Today’s post is possibly a sort of hodgepodge of images and reflections, rather than a really structured logic.
Slightly over a year ago I gave myself a note for a blog post item: Wooden pallet in middle of bike lane on Chouteau bridge. I had been riding across the Chouteau bridge, using one of the two bike/pedestrian lanes (Yes, one on each side — luxury), when I had to pause to make sure I could get around the wooden pallet that was sitting in the lane.
What truck or other vehicle had just happen to spew a wooden pallet, I never did know, it was all conjecture. But that pallet was perhaps the largest and oddest object I had ever found as litter in a bike lane.
Speaking of litter, There is a bike lane downtown near the River Market, on Cherry Street between Third and Fifth streets. It usually has sand down the out half of it, and for half the distance it has a seam that splits it into two slightly different levels (a definite hazard for a cyclist). A week or so ago, someone was mowing the grass next to the road, between it and the raised viaduct for Oak Street/Route /Heart of America Bridge.
The grass was tall, and despite the heavy duty power of the mover, it still threw a lot of heavy grass over the bike lane, hiding it totally from view. The unique and relevant point is that the tall grass being mowed had also housed a significant amount of trash that people had thrown out while passing by. This trash was added to the grass occluding the bike lane.
I would have been more put out by this flagrant elimination of the bike lane, except for two things: 1) the person mowing stopped to let me go by (no grass being blown at me), and 2) the next day the lane was actually clear. I’m not sure by what means, but they had picked up both the grass and the trash. The lane was clearer that it usually was — though the seam and uneven levels still remained.
Returning my focus back to the Chouteau Bridge area, I will note that there is an in-traffic bike lane directly after Chouteau Trafficway crosses the bridge. When you ride you bike you have two lanes to your left headed north, the bike lane, and a turning lane to your right. The structure of lanes is similar heading south. You ride with larger-than-you motorized vehicles on both sides of you.
But the important item is that this section of road is poured concrete, and the seam for the various large blocks of concrete goes right down the center of where they painted the bicycle lane. These seams always create a slight difference in pavement levels, and such differences create a hazard for bicycles — especially when these level differences follow the direction of motion for the bicycle.
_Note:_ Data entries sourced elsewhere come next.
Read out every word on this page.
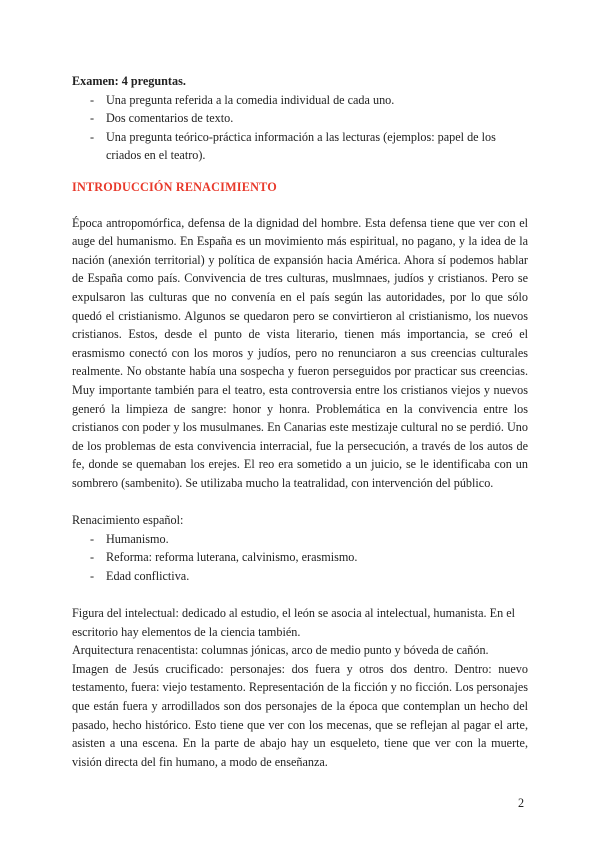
Examen: 4 preguntas.

- Una pregunta referida a la comedia individual de cada uno.
- Dos comentarios de texto.
- Una pregunta teórico-práctica información a las lecturas (ejemplos: papel de los criados en el teatro).

INTRODUCCIÓN RENACIMIENTO

Época antropomórfica, defensa de la dignidad del hombre. Esta defensa tiene que ver con el auge del humanismo. En España es un movimiento más espiritual, no pagano, y la idea de la nación (anexión territorial) y política de expansión hacia América. Ahora sí podemos hablar de España como país. Convivencia de tres culturas, muslmnaes, judíos y cristianos. Pero se expulsaron las culturas que no convenía en el país según las autoridades, por lo que sólo quedó el cristianismo. Algunos se quedaron pero se convirtieron al cristianismo, los nuevos cristianos. Estos, desde el punto de vista literario, tienen más importancia, se creó el erasmismo conectó con los moros y judíos, pero no renunciaron a sus creencias culturales realmente. No obstante había una sospecha y fueron perseguidos por practicar sus creencias. Muy importante también para el teatro, esta controversia entre los cristianos viejos y nuevos generó la limpieza de sangre: honor y honra. Problemática en la convivencia entre los cristianos con poder y los musulmanes. En Canarias este mestizaje cultural no se perdió. Uno de los problemas de esta convivencia interracial, fue la persecución, a través de los autos de fe, donde se quemaban los erejes. El reo era sometido a un juicio, se le identificaba con un sombrero (sambenito). Se utilizaba mucho la teatralidad, con intervención del público.

Renacimiento español:

- Humanismo.
- Reforma: reforma luterana, calvinismo, erasmismo.
- Edad conflictiva.

Figura del intelectual: dedicado al estudio, el león se asocia al intelectual, humanista. En el escritorio hay elementos de la ciencia también.

Arquitectura renacentista: columnas jónicas, arco de medio punto y bóveda de cañón.

Imagen de Jesús crucificado: personajes: dos fuera y otros dos dentro. Dentro: nuevo testamento, fuera: viejo testamento. Representación de la ficción y no ficción. Los personajes que están fuera y arrodillados son dos personajes de la época que contemplan un hecho del pasado, hecho histórico. Esto tiene que ver con los mecenas, que se reflejan al pagar el arte, asisten a una escena. En la parte de abajo hay un esqueleto, tiene que ver con la muerte, visión directa del fin humano, a modo de enseñanza.

2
How they managed to put a seam in the concrete down the center of the bicycle lane going both north and south is a marvel of misapplied engineering.
The best example of level differences is back downtown, from River Market to Crown Center — The recessed rails for the Downtown Kansas City Streetcar. They even have signs for those in a couple of sports warning cyclists about the potential for getting a wheel stuck in them and spilling. One section of Third Street with the rails has a separate bike line on the same side that the Streetcar uses so there is a safe lane for the bike to ride on. The other direction the bicycle doesn’t get its own lane, I presume because there is no rail to protect from.
Yet I have seen Google recommend routes where the cyclist would have to ride down the street right down the middle between the pair of recessed rails. Google doesn’t accurately pick up all the hazards.
I could come up with more examples, but as with most things ubiquitous, since so many of the bike lanes are trash lanes, you tend to not notice the specifics and they begin to blend together. But hopefully these few examples give a good enough impression of the sort of obstacles and treatment cyclists get, even when the terrain is allegedly designed to be in their favor.
One response to “Bike Lane as the trash lane”
A group of us here have figured out how to carry push brooms on our bicycles and clean certain critical bike lanes regularly. The city does not have street cleaners narrow enough to clean the lanes. Genius government at work.
Interesting entry, thanks for sharing.